Fig. 4: KIT is a critical downstream effector of TCOF1 in regulating CSC stemness.

a Heatmap of downregulated genes in TCOF1-depleted MDA-MB-468 mammospheres. Cutoff, Log2 FC < −1, GFOLD < −0.5. b RT-qPCR verified downregulation of KIT, FZD8 and NOS2 mRNAs in MDA-MB-468 mammospheres with TCOF1 knockout. Error bars, Mean ± SEM of three independent experiments. **p < 0.01; ***p < 0.001. c Immunoblotting showing expression levels of the indicated proteins in MDA-MB468 spheroids with or without TCOF1 knockout. d Expression levels of KIT in HCC1806 and HCC1143 spheroids with or without TCOF1 knockout. e Overexpression of HA-TCOF1 in MDA-MB-468 and HCC1806 spheroids.

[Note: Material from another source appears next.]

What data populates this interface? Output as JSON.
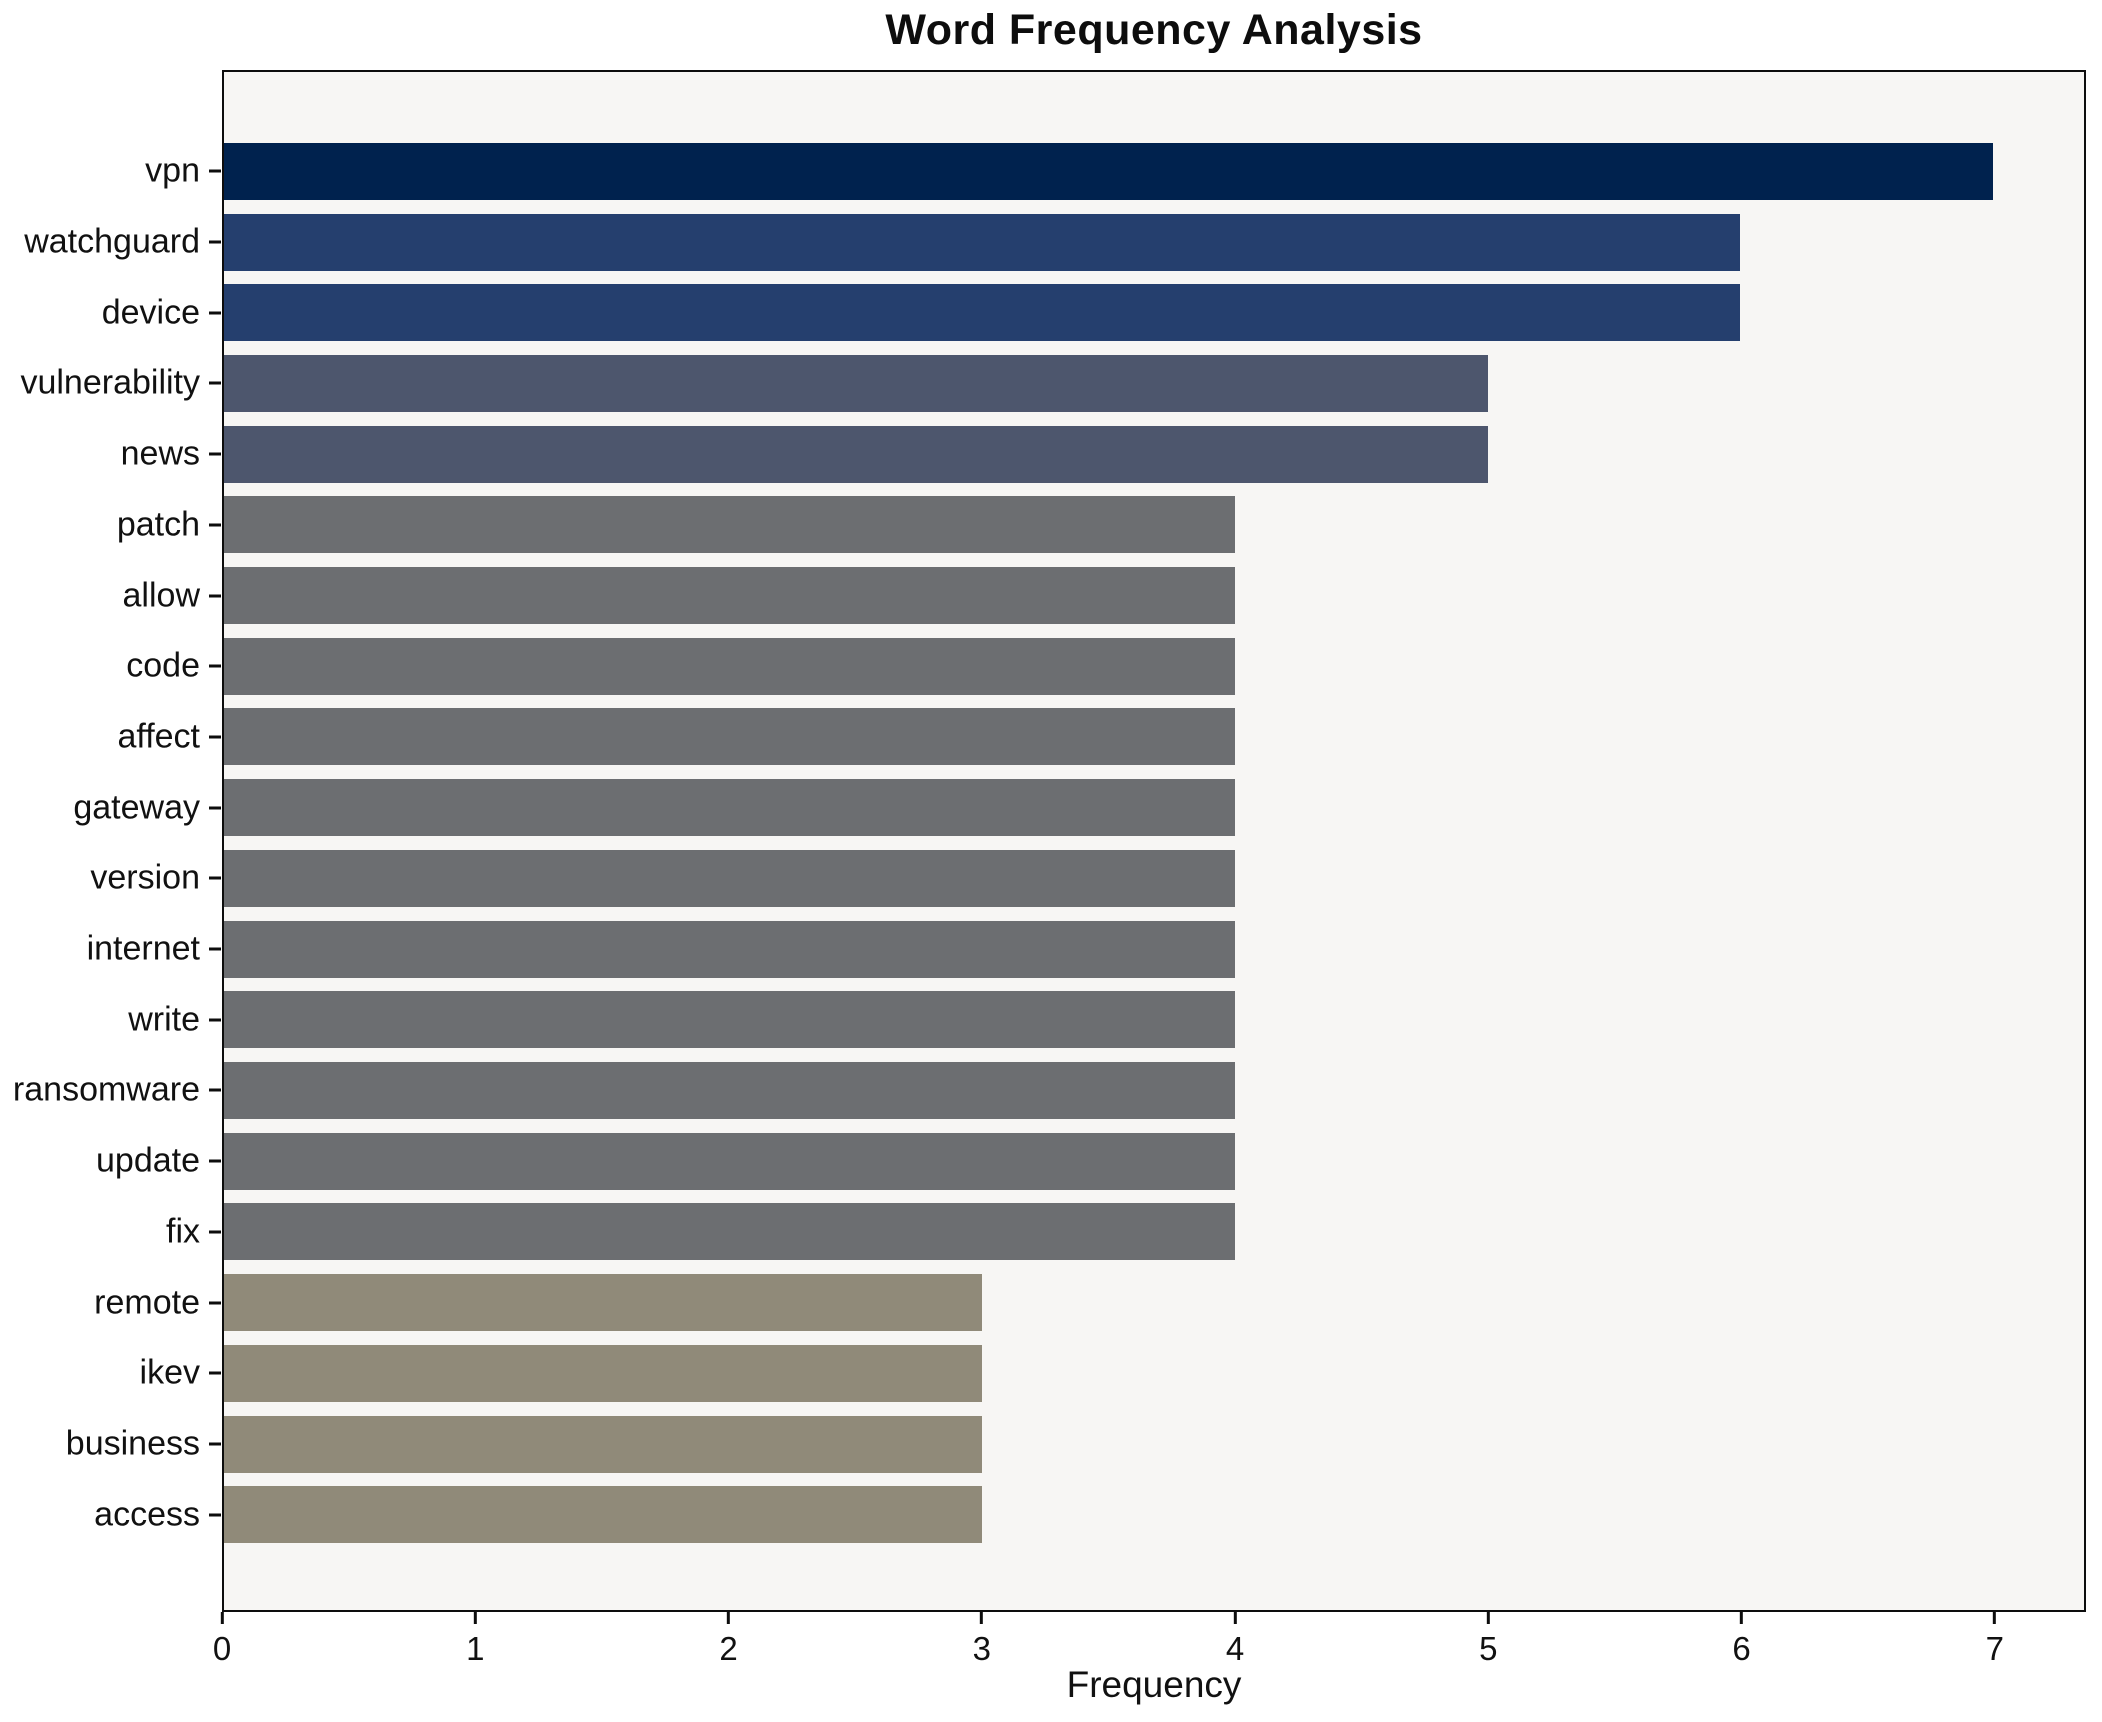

Whole-cell lysates were subjected to immunoblotting. f KIT mRNA levels in MDA-MB-468 spheroids overexpressing HA-TCOF1. Data represent mean ± SEM of three independent experiments, ***p < 0.001. g Mammosphere-formation assay of MDA-MB-468 cells upon KIT knockout. Error bars, mean ± SEM of three independent experiments. *p < 0.05. h, i MDA-MB-468 cells expressing HA-KIT or control vector were infected with tet-on TCOF1 or CTL gRNA. Cells were treated with dox (100 ng/ml) for 5 days and then subjected to mammosphere-formation assay. Error bars, mean ± SEM of three independent experiments. *p < 0.05. Whole-cell lysates were subjected to immunoblotting. j Ratio of secondary mammosphere number to primary mammosphere number. Data represents mean ± SEM of three independent experiments. *p < 0.05. Experiments in c–e were repeated twice independently with similar results. p values were calculated by two-sided Student’s t test in b, f, g, i, j.